Mistakes With A 401k Rollover
- Posted by admin on September 26th, 2009 filed in Business and Management
Cashing out a 401k early can be an expensive action, and so a 401k rollover rule was established to help people in certain situations. This rollover means to take the money in your 401k investment and move it over into another account that is also set up for saving for retirement. These types of accounts are typically known as an Investment Retirement Account, also known as IRA. These situations happen all the time, usually when an employee leaves their company and something needs to be done about their 401k savings.
It sounds simple, but “rolling over” a 401k can still go wrong if a few rules aren’t followed. One main rule is the same property rule, which prevents people from trying to make other income non-taxable. Basically, the money that you move has to be the same money in the account. You cannot, for example, take the money in your 401k account, purchase some other assets with those funds, and then deposit the money that is left into the new account.

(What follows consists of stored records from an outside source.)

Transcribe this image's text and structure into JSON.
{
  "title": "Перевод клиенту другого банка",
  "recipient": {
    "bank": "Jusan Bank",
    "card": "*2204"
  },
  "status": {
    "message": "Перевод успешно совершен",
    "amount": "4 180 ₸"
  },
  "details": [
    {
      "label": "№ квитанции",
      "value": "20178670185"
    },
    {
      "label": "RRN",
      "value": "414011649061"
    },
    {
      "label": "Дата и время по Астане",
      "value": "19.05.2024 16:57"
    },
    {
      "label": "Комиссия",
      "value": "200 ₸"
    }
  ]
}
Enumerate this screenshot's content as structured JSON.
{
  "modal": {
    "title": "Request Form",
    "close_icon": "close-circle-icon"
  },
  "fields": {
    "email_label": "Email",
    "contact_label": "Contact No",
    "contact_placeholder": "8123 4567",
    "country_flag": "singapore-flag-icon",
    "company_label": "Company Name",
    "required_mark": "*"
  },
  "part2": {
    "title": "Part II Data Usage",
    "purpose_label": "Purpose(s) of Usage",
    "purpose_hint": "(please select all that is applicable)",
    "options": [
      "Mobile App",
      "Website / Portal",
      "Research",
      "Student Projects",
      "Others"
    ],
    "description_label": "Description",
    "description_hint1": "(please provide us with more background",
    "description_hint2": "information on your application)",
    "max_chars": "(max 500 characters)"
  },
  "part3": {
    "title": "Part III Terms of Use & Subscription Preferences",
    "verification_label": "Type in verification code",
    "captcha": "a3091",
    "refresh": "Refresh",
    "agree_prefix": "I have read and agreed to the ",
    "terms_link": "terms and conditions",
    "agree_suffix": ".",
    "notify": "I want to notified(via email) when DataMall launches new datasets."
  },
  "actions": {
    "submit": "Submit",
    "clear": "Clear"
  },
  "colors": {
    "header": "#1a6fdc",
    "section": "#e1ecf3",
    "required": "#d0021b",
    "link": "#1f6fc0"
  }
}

That purchase money will result in the ten percent penalty for an early withdrawal from your 401k.
There are time restrictions as well when doing a 401k rollover. You are only allowed to rollover funds from one account to another once a year. So if you did a rollover in one year, then no other rollovers could occur with the account that you transferred from, nor could any occur with the account that you transferred to. Both accounts would have a one year limit imposed upon them. If you had a second account that was an IRA, then you could still do a rollover with that account, as long as it was into a different account from the previous pair.

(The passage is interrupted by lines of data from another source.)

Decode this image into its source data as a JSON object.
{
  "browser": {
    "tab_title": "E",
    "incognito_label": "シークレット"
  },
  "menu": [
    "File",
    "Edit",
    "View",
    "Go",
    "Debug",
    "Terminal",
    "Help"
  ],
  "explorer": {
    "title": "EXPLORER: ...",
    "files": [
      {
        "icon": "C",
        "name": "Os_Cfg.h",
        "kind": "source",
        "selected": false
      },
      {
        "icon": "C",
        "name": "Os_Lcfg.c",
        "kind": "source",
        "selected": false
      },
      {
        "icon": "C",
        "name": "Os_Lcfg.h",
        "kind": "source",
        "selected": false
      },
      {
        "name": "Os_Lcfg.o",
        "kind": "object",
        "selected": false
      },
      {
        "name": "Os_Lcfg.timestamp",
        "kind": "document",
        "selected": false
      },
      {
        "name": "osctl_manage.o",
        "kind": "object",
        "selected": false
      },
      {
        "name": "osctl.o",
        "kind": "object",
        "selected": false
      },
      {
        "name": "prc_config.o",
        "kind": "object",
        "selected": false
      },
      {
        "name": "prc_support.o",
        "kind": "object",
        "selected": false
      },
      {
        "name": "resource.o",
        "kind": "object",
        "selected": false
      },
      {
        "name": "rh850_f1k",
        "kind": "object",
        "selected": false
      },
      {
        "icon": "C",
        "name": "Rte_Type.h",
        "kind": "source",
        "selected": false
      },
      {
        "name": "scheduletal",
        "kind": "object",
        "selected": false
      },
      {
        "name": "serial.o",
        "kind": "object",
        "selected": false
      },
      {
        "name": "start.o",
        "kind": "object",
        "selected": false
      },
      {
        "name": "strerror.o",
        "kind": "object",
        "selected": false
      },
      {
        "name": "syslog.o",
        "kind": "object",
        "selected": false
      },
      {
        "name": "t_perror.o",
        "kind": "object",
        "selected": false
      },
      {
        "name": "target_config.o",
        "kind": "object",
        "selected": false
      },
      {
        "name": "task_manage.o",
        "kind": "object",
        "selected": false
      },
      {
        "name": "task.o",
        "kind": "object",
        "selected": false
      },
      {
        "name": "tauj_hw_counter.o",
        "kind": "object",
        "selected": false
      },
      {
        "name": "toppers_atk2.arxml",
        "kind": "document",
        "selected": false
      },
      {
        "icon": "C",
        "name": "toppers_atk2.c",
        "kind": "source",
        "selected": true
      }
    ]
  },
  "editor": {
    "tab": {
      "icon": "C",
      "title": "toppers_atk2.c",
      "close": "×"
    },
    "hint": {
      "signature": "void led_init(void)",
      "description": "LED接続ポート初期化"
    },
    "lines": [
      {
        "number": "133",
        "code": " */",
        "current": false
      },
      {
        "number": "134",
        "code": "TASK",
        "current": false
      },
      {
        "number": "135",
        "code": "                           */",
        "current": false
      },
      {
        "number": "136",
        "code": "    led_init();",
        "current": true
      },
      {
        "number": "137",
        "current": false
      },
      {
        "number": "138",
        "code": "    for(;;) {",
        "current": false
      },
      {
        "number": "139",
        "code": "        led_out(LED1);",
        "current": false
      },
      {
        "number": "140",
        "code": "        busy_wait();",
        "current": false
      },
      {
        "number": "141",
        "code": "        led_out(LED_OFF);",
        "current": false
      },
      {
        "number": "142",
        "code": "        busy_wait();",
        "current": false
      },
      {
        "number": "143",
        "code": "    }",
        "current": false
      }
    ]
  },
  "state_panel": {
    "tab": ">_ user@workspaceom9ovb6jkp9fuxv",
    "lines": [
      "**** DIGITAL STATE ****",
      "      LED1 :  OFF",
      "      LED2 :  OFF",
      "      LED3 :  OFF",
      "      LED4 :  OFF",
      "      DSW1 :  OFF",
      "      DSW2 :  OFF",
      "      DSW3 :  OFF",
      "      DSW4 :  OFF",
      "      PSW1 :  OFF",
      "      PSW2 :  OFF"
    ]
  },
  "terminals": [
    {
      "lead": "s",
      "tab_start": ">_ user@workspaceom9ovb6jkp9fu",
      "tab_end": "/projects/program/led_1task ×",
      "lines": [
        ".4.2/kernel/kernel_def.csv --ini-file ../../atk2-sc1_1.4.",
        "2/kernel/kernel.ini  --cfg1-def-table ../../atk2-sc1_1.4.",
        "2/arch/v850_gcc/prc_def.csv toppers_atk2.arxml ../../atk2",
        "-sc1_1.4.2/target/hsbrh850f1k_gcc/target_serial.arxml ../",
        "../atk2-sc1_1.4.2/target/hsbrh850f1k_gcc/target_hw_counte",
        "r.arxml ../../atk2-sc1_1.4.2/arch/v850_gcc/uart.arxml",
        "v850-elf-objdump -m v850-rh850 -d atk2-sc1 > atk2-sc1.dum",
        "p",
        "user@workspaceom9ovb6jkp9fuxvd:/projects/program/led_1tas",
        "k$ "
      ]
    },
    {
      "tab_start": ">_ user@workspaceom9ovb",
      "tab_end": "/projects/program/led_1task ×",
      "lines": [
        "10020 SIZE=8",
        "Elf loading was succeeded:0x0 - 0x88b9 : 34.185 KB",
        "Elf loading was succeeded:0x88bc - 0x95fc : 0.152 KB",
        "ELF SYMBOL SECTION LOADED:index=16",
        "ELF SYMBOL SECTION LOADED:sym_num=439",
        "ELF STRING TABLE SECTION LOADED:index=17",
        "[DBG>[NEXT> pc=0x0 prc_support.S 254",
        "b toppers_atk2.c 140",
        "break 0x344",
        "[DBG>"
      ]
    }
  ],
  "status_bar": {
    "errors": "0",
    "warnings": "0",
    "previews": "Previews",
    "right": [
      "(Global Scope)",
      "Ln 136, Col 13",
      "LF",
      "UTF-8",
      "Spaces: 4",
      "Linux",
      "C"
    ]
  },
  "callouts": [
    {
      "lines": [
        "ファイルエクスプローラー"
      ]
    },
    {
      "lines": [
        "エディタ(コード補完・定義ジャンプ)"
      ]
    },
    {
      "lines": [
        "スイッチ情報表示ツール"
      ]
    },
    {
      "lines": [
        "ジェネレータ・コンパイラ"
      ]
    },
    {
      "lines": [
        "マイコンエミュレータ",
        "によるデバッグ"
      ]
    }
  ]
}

There is another time rule with 401k rollovers. This one is called the 60 day rule and it means that after receiving funds from your IRA, you have to rollover the money to another IRA. This rollover is not counted with the above one year rule. If you don’t do this, then not only is the income treated as ordinary and taxable income, but you will also be considered to have withdrawn the funds and have to pay the ten percent penalty if you are younger than fifty-nine and a half.
With all these rules it is best to seek financial advice when planning a 401k rollover, or any kind of rollover. In some situations, usually when simply moving your funds from one institution to another, a transfer rather than a rollover could be the best solution, since transfers are unlimited and do not have the same strict rules that rollovers do. After saving up a significant amount of money the last thing you want is to lose a percentage of your funds because of a simple mistake.